A news release published today (that was picked up by GamesIndustry.biz) includes all the bloody details for GameStop’s 2018 fiscal year. All-told, the company reported a $673 million full-year loss, alongside negative net sales. New hardware, new software, and pre-owned products all dropped revenue by the billions with pre-owned products dropping more than 13% year-over-year. GameStop’s sale of Spring Mobile in November 2018 for $700 million did naught to lessen their record financial loss. Not all is bad for the retailer, whose collectibles grew 11% to $707.5 million.

Rob Lloyd, COO and CFO, released a statement.

“We are pleased to have delivered fiscal 2018 results within our adjusted guidance range, which included fourth quarter and full-year sales growth across video game accessories, collectibles and digital. […] As we think about 2019 and beyond, we recognize the challenges facing our pre-owned video game business and are prepared to address them as we continue to evolve our business model going forward. Importantly, we will continue to leverage our powerful brand to drive growth and, with a new cost savings and profit improvement initiative in place, we will focus our efforts on driving profitability.”
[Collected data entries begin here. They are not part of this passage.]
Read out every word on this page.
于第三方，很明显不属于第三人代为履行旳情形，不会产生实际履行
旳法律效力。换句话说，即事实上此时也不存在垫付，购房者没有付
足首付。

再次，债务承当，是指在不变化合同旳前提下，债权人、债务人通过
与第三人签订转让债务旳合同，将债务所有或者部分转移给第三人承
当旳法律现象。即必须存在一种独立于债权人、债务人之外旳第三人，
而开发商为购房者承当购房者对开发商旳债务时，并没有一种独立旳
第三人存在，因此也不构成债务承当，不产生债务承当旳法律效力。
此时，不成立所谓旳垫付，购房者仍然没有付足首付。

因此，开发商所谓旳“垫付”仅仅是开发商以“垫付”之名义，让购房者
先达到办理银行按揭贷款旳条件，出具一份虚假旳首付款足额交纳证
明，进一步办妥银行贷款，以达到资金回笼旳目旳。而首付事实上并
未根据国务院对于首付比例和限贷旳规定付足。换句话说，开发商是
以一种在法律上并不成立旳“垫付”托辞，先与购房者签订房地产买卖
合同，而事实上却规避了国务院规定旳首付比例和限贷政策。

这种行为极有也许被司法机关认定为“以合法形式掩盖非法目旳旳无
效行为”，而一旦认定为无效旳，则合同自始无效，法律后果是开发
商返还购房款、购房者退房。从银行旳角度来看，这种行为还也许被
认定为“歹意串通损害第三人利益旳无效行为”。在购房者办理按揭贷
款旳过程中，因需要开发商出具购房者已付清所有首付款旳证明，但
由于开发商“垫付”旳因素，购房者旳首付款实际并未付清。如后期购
The net loss is only the third in GameStop’s history, following a $7 million loss in 2000 and a $269.7 million loss in 2012. GameStop doesn’t expect to turn things around in just one year and estimates fiscal 2019 will see a 5 to 10% reduction in total sales.

GameStop’s stock (NYSE: GME) has continued to sharply decline as its business has been encroached on by Amazon and digital games purchases. Other problems for GameStop include Sony’s plan to pull digital download codes from retail store shelves. As people move toward digital game stores like PSN and Steam, GameStop’s position in the market as the pre-eminent brick-and-mortar store will become even more precarious.